Indonesia-Rusia Bangun Kemandirian Kawasan Industri Kesehatan

Indonesia-Rusia Bangun Kemandirian Kawasan Industri Kesehatan Menlu RI Retno L.P. Marsudi memimpin pertemuan Menlu ASEAN-Rusia, Selasa (6/7). Dokumentasi: Humas Kemlu

Jakarta, Pos Jateng - Pemerintah Indonesia mendorong penguatan kerja sama dalam sektor kesehatan dengan Pemerintah Rusia, khususnya penanganan pandemi dan pemulihan ekonomi. Menteri Luar Negeri (Menlu) RI, Retno Marsudi mengatakan kolaborasi dengan Rusia diharapkan dapat meningkatkan kemandirian kawasan dalam industri kesehatan dan farmasi Indonesia.

“Kemunculan berbagai varian baru dan kesenjangan vaksinasi global merupakan pengingat bahwa ASEAN dan Rusia harus bekerja sama dengan lebih baik dalam menghadapi pandemi.

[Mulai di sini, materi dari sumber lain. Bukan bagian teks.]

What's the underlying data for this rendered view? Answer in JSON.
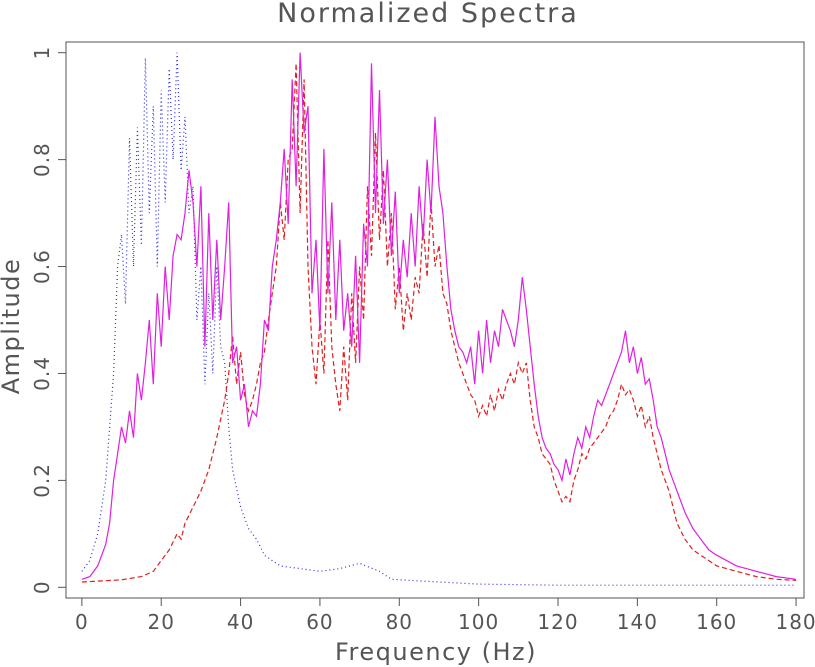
{
  "chart_data": {
    "type": "line",
    "title": "Normalized Spectra",
    "xlabel": "Frequency (Hz)",
    "ylabel": "Amplitude",
    "xlim": [
      -4,
      182
    ],
    "ylim": [
      -0.02,
      1.02
    ],
    "xticks": [
      "0",
      "20",
      "40",
      "60",
      "80",
      "100",
      "120",
      "140",
      "160",
      "180"
    ],
    "yticks": [
      "0",
      "0.2",
      "0.4",
      "0.6",
      "0.8",
      "1"
    ],
    "grid": false,
    "colors": {
      "blue": "#2a2ae0",
      "red": "#e02020",
      "magenta": "#e020e0",
      "frame": "#555555"
    },
    "series": [
      {
        "style": "dotted",
        "color": "#2a2ae0",
        "x": [
          0,
          2,
          4,
          6,
          8,
          9,
          10,
          11,
          12,
          13,
          14,
          15,
          16,
          17,
          18,
          19,
          20,
          21,
          22,
          23,
          24,
          25,
          26,
          27,
          28,
          29,
          30,
          31,
          32,
          33,
          34,
          35,
          36,
          37,
          38,
          40,
          42,
          44,
          46,
          48,
          50,
          55,
          60,
          65,
          70,
          75,
          78,
          85,
          100,
          120,
          140,
          160,
          180
        ],
        "y": [
          0.03,
          0.05,
          0.1,
          0.2,
          0.4,
          0.6,
          0.66,
          0.53,
          0.84,
          0.6,
          0.86,
          0.64,
          0.99,
          0.7,
          0.9,
          0.6,
          0.93,
          0.72,
          0.97,
          0.8,
          1.0,
          0.78,
          0.88,
          0.7,
          0.75,
          0.5,
          0.6,
          0.38,
          0.55,
          0.4,
          0.6,
          0.45,
          0.42,
          0.3,
          0.22,
          0.15,
          0.11,
          0.09,
          0.06,
          0.05,
          0.04,
          0.035,
          0.03,
          0.035,
          0.045,
          0.03,
          0.015,
          0.012,
          0.006,
          0.004,
          0.004,
          0.004,
          0.004
        ]
      },
      {
        "style": "dashed",
        "color": "#e02020",
        "x": [
          0,
          5,
          10,
          15,
          18,
          20,
          22,
          24,
          25,
          26,
          28,
          30,
          32,
          34,
          36,
          37,
          38,
          39,
          40,
          41,
          42,
          43,
          44,
          45,
          46,
          47,
          48,
          49,
          50,
          51,
          52,
          53,
          54,
          55,
          56,
          57,
          58,
          59,
          60,
          61,
          62,
          63,
          64,
          65,
          66,
          67,
          68,
          69,
          70,
          71,
          72,
          73,
          74,
          75,
          76,
          77,
          78,
          79,
          80,
          81,
          82,
          83,
          84,
          85,
          86,
          87,
          88,
          89,
          90,
          91,
          92,
          93,
          94,
          95,
          96,
          97,
          98,
          99,
          100,
          101,
          102,
          103,
          104,
          105,
          106,
          107,
          108,
          109,
          110,
          111,
          112,
          113,
          114,
          115,
          116,
          117,
          118,
          119,
          120,
          121,
          122,
          123,
          124,
          125,
          126,
          127,
          128,
          129,
          130,
          131,
          132,
          133,
          134,
          135,
          136,
          137,
          138,
          139,
          140,
          141,
          142,
          143,
          144,
          146,
          148,
          150,
          152,
          154,
          156,
          158,
          160,
          165,
          170,
          175,
          180
        ],
        "y": [
          0.01,
          0.012,
          0.014,
          0.02,
          0.03,
          0.05,
          0.07,
          0.1,
          0.09,
          0.12,
          0.15,
          0.18,
          0.22,
          0.28,
          0.35,
          0.4,
          0.47,
          0.38,
          0.44,
          0.36,
          0.33,
          0.35,
          0.38,
          0.42,
          0.44,
          0.5,
          0.55,
          0.6,
          0.72,
          0.65,
          0.8,
          0.82,
          0.98,
          0.7,
          0.95,
          0.6,
          0.45,
          0.38,
          0.5,
          0.4,
          0.65,
          0.45,
          0.38,
          0.33,
          0.45,
          0.35,
          0.55,
          0.42,
          0.6,
          0.5,
          0.75,
          0.62,
          0.85,
          0.65,
          0.78,
          0.6,
          0.7,
          0.52,
          0.6,
          0.48,
          0.55,
          0.5,
          0.58,
          0.55,
          0.68,
          0.58,
          0.72,
          0.6,
          0.64,
          0.55,
          0.53,
          0.48,
          0.45,
          0.42,
          0.4,
          0.38,
          0.36,
          0.35,
          0.32,
          0.34,
          0.32,
          0.36,
          0.33,
          0.37,
          0.35,
          0.38,
          0.4,
          0.38,
          0.42,
          0.4,
          0.42,
          0.35,
          0.3,
          0.28,
          0.25,
          0.24,
          0.23,
          0.2,
          0.18,
          0.16,
          0.17,
          0.16,
          0.2,
          0.22,
          0.25,
          0.24,
          0.26,
          0.27,
          0.28,
          0.29,
          0.3,
          0.32,
          0.33,
          0.35,
          0.38,
          0.36,
          0.37,
          0.35,
          0.32,
          0.34,
          0.3,
          0.32,
          0.28,
          0.22,
          0.18,
          0.12,
          0.09,
          0.07,
          0.06,
          0.05,
          0.04,
          0.03,
          0.02,
          0.015,
          0.013
        ]
      },
      {
        "style": "solid",
        "color": "#e020e0",
        "x": [
          0,
          2,
          4,
          6,
          7,
          8,
          9,
          10,
          11,
          12,
          13,
          14,
          15,
          16,
          17,
          18,
          19,
          20,
          21,
          22,
          23,
          24,
          25,
          26,
          27,
          28,
          29,
          30,
          31,
          32,
          33,
          34,
          35,
          36,
          37,
          38,
          39,
          40,
          41,
          42,
          43,
          44,
          45,
          46,
          47,
          48,
          49,
          50,
          51,
          52,
          53,
          54,
          55,
          56,
          57,
          58,
          59,
          60,
          61,
          62,
          63,
          64,
          65,
          66,
          67,
          68,
          69,
          70,
          71,
          72,
          73,
          74,
          75,
          76,
          77,
          78,
          79,
          80,
          81,
          82,
          83,
          84,
          85,
          86,
          87,
          88,
          89,
          90,
          91,
          92,
          93,
          94,
          95,
          96,
          97,
          98,
          99,
          100,
          101,
          102,
          103,
          104,
          105,
          106,
          107,
          108,
          109,
          110,
          111,
          112,
          113,
          114,
          115,
          116,
          117,
          118,
          119,
          120,
          121,
          122,
          123,
          124,
          125,
          126,
          127,
          128,
          129,
          130,
          131,
          132,
          133,
          134,
          135,
          136,
          137,
          138,
          139,
          140,
          141,
          142,
          143,
          144,
          145,
          146,
          148,
          150,
          152,
          154,
          156,
          158,
          160,
          165,
          170,
          175,
          180
        ],
        "y": [
          0.015,
          0.02,
          0.04,
          0.08,
          0.12,
          0.2,
          0.25,
          0.3,
          0.27,
          0.33,
          0.28,
          0.4,
          0.35,
          0.42,
          0.5,
          0.38,
          0.55,
          0.45,
          0.6,
          0.5,
          0.62,
          0.66,
          0.65,
          0.7,
          0.78,
          0.72,
          0.6,
          0.75,
          0.45,
          0.7,
          0.5,
          0.65,
          0.5,
          0.6,
          0.72,
          0.42,
          0.45,
          0.35,
          0.38,
          0.3,
          0.33,
          0.32,
          0.38,
          0.5,
          0.48,
          0.6,
          0.65,
          0.72,
          0.82,
          0.68,
          0.95,
          0.75,
          1.0,
          0.85,
          0.9,
          0.55,
          0.65,
          0.48,
          0.82,
          0.55,
          0.72,
          0.5,
          0.65,
          0.48,
          0.55,
          0.45,
          0.62,
          0.42,
          0.68,
          0.6,
          0.98,
          0.7,
          0.93,
          0.68,
          0.8,
          0.62,
          0.74,
          0.55,
          0.65,
          0.58,
          0.7,
          0.6,
          0.75,
          0.65,
          0.8,
          0.7,
          0.88,
          0.75,
          0.7,
          0.6,
          0.52,
          0.48,
          0.45,
          0.44,
          0.42,
          0.45,
          0.38,
          0.48,
          0.4,
          0.5,
          0.42,
          0.48,
          0.45,
          0.52,
          0.5,
          0.48,
          0.45,
          0.5,
          0.58,
          0.52,
          0.45,
          0.38,
          0.32,
          0.28,
          0.26,
          0.25,
          0.23,
          0.22,
          0.2,
          0.24,
          0.21,
          0.25,
          0.28,
          0.26,
          0.3,
          0.28,
          0.32,
          0.35,
          0.34,
          0.36,
          0.38,
          0.4,
          0.42,
          0.44,
          0.48,
          0.42,
          0.45,
          0.4,
          0.43,
          0.38,
          0.39,
          0.35,
          0.3,
          0.28,
          0.22,
          0.18,
          0.14,
          0.11,
          0.09,
          0.07,
          0.06,
          0.04,
          0.03,
          0.02,
          0.015
        ]
      }
    ]
  }
}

Namun di sisi lain, upaya menjaga perdamaian dan stabilitas di kawasan tetap harus menjadi perhatian utama,” ujarnya dalam Pertemuan Khusus Tingkat Menteri ASEAN-Rusia, dilansir dari setkab.go.id, Rabu (7/7).

Retno mendorong Rusia untuk mendukung pemenuhan kebutuhan vaksin di Indoensia melalui doses-sharing, memprioritaskan negara ASEAN sebagai penerima vaksin Rusia serta menjajaki kemungkinan joint-production dengan negara anggota ASEAN.

Ia juga mengajak ASEAN dan Rusia untuk bersama-sama memperkuat dukungan terhadap COVID-19 Vaccines Global Access (COVAX) Facility, negosiasi Trade-Related Aspects of Intellectual Property Rights (TRIPS) Waiver, serta kesetaraan pengakuan terhadap vaksin.

“ASEAN-Rusia juga memiliki tanggung jawab untuk memperkuat WHO dan tatanan kesehatan global untuk mengantisipasi munculnya pandemi di masa mendatang,” ujarnya.

Ia juga melihat persamaan prinsip-prinsip Visi Rusia mengenai arsitektur kawasan dan ASEAN Outlook on The Indo Pacific (AOIP), yang menjadi semakin relevan di masa pandemi.

“Saatnya kita mengedepankan kerja sama dibandingkan persaingan, kolaborasi dibandingkan kompetisi,” imbuhnya.

Sementara itu, Pertemuan Khusus Tingkat Menteri ASEAN-Rusia juga menyepakati rencana diselenggarakannya KTT ASEAN-Russia pada bulan Oktober 2021. Selain itu, dalam pertemuan tersebut lahir berbagai kesepakatan kerja sama di berbagai bidang, antara lain keamanan maritim, keamanan teknologi komunikasi dan informasi, penanganan bencana, serta penanggulangan terorisme dan kejahatan lintas batas.